Interest rates increased materially in 2022 from around the high 2%s to as high as 7% for conforming loans and as high as 6% for jumbo loans which happened in October (investment property rates were 1% higher). However, interest rates pulled back to around 5.50% for jumbo loans and 6.50% for conforming loans by the end of 2022. By the end of January 2023, rates drifted down to 5% for jumbo loans and 6% for confirming loans but have drifted back up to about where rates were at the end of 2022. The Fed will continue to increase interest rates into 2023 and maybe even go as high as 6% but I don’t believe that will materially increase interest rates as the higher they go the more the bond market will price in lower inflation in the future (which is the main driver of longer term bond yields).
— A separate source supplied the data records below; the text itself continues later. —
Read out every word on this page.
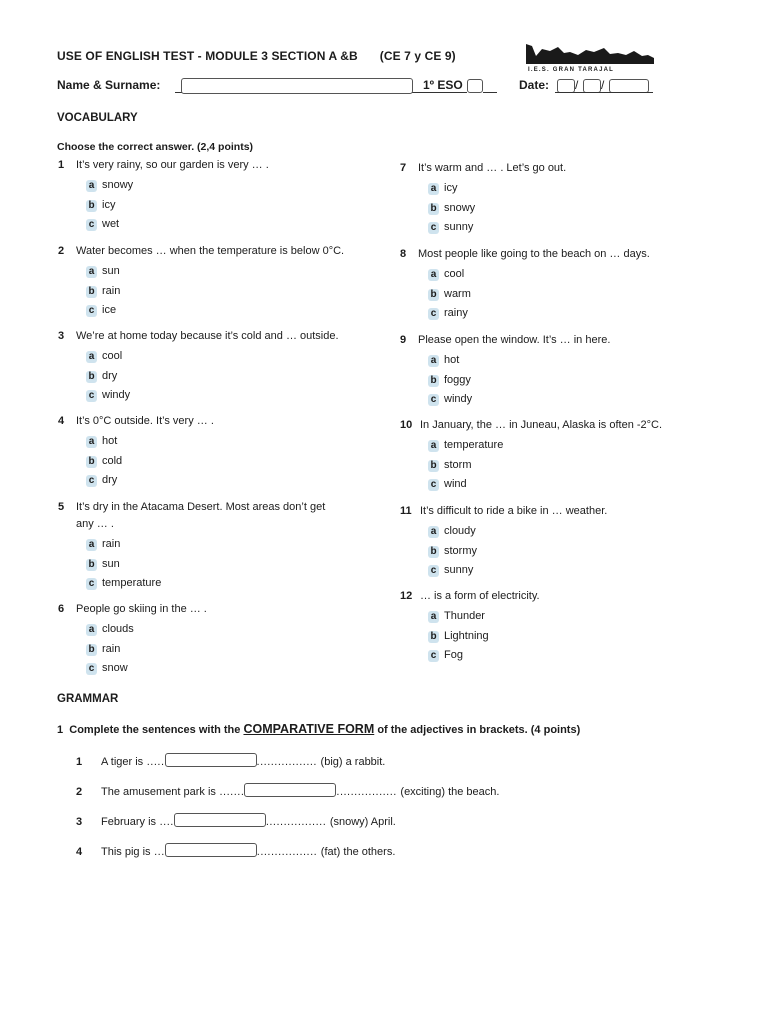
USE OF ENGLISH TEST - MODULE 3 SECTION A &B (CE 7 y CE 9)
I.E.S. GRAN TARAJAL
Name & Surname:	1º ESO	Date: / /
VOCABULARY
Choose the correct answer. (2,4 points)
1 It’s very rainy, so our garden is very … .
a snowy
b icy
c wet
2 Water becomes … when the temperature is below 0°C.
a sun
b rain
c ice
3 We’re at home today because it’s cold and … outside.
a cool
b dry
c windy
4 It’s 0°C outside. It’s very … .
a hot
b cold
c dry
5 It’s dry in the Atacama Desert. Most areas don’t get
any … .
a rain
b sun
c temperature
6 People go skiing in the … .
a clouds
b rain
c snow
7 It’s warm and … . Let’s go out.
a icy
b snowy
c sunny
8 Most people like going to the beach on … days.
a cool
b warm
c rainy
9 Please open the window. It’s … in here.
a hot
b foggy
c windy
10 In January, the … in Juneau, Alaska is often -2°C.
a temperature
b storm
c wind
11 It’s difficult to ride a bike in … weather.
a cloudy
b stormy
c sunny
12 … is a form of electricity.
a Thunder
b Lightning
c Fog
GRAMMAR
1 Complete the sentences with the COMPARATIVE FORM of the adjectives in brackets. (4 points)
1 A tiger is .....	................. (big) a rabbit.
2 The amusement park is .......	................. (exciting) the beach.
3 February is ....	................. (snowy) April.
4 This pig is ...	................. (fat) the others.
Overall, the market the market looks to have flattened out for now. I have seen multiple offers on my listings and listings that I’ve made offers for my buyers as inventory levels remain low. Only significant interest rates moves will have a material effect on prices so the thing to watch carefully is inventory levels. If interest rates (jumbo loans) get into the low-to-mid 4% I would expect that move-up buyers will be inclined to come to the market and seriously consider selling their homes. Last year I predicted that prices would be up 5-10% from 2021 and we ended up approximately up 6%. For 2023, I believe pricing will be flattish or down 3% to up 3% depending upon where rates go and how the inventory level picture plays out.